Can you please help with how to get vocabulary x vocabulary weight matrix from multi headed attention?
I have timeseries data and I am using attention to predict the next element/token in the sequence.
E.g. input sequence: T1 - T2 - T3 - T4 - T3 - T5, where each Ti is a token. I have n such tokens in the vocabulary. Each token is represented with 56 dimensions. The attention layer takes such a sequence as an input and returns attention weights and attention outputs (as shown here).
How do I get the nxn i.e. vocabulary_size x vocabulary_size (or embedding x embedding) matrix as an output? Each entry in the matrix indicates the importance of the particular vocabulary element compared to other vocabulary elements?
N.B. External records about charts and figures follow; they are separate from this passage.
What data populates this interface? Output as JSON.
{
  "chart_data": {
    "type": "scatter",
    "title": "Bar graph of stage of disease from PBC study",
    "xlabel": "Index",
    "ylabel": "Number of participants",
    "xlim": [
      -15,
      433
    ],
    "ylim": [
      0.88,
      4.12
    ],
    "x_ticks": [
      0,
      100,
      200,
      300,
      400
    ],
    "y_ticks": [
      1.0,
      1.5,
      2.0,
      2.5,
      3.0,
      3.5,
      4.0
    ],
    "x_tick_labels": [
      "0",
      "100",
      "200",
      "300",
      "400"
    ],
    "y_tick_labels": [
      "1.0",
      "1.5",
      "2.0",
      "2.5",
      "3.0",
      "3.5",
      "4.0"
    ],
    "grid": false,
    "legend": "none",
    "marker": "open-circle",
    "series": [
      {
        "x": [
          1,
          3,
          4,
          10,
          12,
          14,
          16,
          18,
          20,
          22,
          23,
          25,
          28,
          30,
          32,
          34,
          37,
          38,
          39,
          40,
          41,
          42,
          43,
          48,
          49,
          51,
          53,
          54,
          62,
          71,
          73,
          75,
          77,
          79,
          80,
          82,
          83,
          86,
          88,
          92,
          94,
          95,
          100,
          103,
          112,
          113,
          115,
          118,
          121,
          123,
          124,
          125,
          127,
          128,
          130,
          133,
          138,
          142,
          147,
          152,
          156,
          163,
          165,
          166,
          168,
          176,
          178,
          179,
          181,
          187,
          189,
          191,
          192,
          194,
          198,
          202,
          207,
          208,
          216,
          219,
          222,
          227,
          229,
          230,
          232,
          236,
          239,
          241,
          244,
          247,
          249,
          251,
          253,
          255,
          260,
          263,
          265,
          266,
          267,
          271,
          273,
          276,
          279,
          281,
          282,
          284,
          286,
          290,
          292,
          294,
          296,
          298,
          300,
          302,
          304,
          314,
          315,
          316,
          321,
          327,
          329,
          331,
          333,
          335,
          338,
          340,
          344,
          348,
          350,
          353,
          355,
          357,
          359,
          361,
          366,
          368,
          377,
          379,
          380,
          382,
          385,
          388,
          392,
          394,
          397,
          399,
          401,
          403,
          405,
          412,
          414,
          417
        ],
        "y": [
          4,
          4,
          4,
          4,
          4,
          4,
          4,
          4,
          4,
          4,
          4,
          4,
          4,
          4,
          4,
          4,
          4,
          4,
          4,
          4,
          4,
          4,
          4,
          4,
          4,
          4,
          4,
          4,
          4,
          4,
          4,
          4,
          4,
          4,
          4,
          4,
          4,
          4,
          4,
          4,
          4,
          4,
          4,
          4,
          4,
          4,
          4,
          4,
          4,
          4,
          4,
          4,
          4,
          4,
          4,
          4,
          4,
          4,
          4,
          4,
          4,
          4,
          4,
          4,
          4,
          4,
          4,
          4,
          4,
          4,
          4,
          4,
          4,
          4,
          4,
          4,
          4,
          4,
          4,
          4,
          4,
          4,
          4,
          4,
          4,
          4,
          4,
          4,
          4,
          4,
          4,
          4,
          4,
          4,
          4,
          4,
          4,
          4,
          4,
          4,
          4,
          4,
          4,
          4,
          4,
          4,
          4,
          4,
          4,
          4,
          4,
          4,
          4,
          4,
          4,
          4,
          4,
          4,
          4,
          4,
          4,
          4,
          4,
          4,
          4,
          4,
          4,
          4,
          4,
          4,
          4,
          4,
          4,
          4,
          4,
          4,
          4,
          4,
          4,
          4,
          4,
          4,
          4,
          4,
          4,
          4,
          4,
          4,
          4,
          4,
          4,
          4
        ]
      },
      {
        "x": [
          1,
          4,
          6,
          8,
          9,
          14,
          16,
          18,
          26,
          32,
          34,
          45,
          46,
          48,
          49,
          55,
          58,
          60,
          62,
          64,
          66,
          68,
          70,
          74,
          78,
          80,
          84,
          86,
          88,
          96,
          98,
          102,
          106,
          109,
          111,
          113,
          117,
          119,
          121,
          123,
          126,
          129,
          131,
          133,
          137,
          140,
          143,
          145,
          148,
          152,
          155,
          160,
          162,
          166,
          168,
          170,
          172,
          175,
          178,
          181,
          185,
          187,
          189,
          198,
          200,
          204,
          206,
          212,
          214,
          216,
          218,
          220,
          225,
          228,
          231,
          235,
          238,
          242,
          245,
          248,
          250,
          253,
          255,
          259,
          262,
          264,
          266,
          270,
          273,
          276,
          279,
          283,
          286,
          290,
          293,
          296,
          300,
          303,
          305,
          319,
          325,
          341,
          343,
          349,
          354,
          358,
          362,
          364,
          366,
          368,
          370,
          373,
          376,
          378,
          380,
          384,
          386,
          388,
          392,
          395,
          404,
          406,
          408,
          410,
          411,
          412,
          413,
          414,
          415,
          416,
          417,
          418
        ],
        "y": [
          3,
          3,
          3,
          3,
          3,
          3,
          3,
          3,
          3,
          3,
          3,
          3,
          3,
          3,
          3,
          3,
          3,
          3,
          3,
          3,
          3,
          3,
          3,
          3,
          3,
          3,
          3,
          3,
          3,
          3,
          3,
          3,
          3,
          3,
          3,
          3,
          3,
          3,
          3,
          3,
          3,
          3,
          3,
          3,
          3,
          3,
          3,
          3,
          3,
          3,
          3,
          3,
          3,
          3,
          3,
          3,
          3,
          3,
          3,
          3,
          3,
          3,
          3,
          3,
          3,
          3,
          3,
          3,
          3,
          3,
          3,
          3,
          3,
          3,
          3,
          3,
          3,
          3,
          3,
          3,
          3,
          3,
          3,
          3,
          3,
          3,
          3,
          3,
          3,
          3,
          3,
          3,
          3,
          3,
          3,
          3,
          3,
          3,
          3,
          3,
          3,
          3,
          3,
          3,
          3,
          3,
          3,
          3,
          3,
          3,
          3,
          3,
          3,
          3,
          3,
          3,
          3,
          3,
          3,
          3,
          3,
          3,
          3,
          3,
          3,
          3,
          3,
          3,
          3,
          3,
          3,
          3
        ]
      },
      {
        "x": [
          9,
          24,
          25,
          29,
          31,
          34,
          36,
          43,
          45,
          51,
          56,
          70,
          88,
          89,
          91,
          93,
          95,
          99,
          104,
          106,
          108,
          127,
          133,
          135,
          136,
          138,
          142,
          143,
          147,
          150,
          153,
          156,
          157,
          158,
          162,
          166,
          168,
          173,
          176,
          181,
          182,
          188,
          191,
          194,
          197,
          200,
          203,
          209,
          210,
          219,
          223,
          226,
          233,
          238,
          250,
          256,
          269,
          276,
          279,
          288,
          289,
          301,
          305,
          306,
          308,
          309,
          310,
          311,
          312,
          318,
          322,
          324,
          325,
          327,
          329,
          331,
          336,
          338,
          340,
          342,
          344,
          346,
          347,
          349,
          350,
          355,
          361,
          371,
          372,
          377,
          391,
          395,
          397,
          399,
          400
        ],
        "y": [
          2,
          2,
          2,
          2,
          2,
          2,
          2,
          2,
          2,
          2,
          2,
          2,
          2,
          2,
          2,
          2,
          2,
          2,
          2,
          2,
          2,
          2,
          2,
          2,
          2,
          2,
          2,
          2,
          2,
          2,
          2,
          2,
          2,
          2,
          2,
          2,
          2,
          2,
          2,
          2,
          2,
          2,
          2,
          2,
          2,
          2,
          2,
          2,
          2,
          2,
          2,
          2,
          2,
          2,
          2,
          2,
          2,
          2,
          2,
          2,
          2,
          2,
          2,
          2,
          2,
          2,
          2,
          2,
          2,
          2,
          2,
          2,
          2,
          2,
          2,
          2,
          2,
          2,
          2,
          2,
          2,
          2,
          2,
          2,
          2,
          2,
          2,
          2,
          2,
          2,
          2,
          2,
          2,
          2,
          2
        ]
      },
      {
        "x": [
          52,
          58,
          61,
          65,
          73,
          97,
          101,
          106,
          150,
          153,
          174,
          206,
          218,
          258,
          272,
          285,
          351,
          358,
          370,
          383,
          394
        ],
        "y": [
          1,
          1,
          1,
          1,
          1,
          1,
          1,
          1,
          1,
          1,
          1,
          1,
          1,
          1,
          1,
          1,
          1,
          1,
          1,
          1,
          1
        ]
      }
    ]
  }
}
Specifically, the model is as follows,
model summary BuildModel(
(out_proj): Linear(in_features=56, out_features=56, bias=True)
(fully_connected): Linear(in_features=56, out_features=28, bias=True)
Multiheaded attention layer returns batch_size x sequence_length x sequence_length (length of S) weight matrix.
The sequence_length x sequence_length matrix is generated from a batch of sequences. Hence, first position in the sequence may correspond to multiple tokens (e.g. T1 for sequence 1 and T2 for sequence 2). I am wondering, how do I generate n x n matrix (n is the total number of tokens) from this attention weight matrix?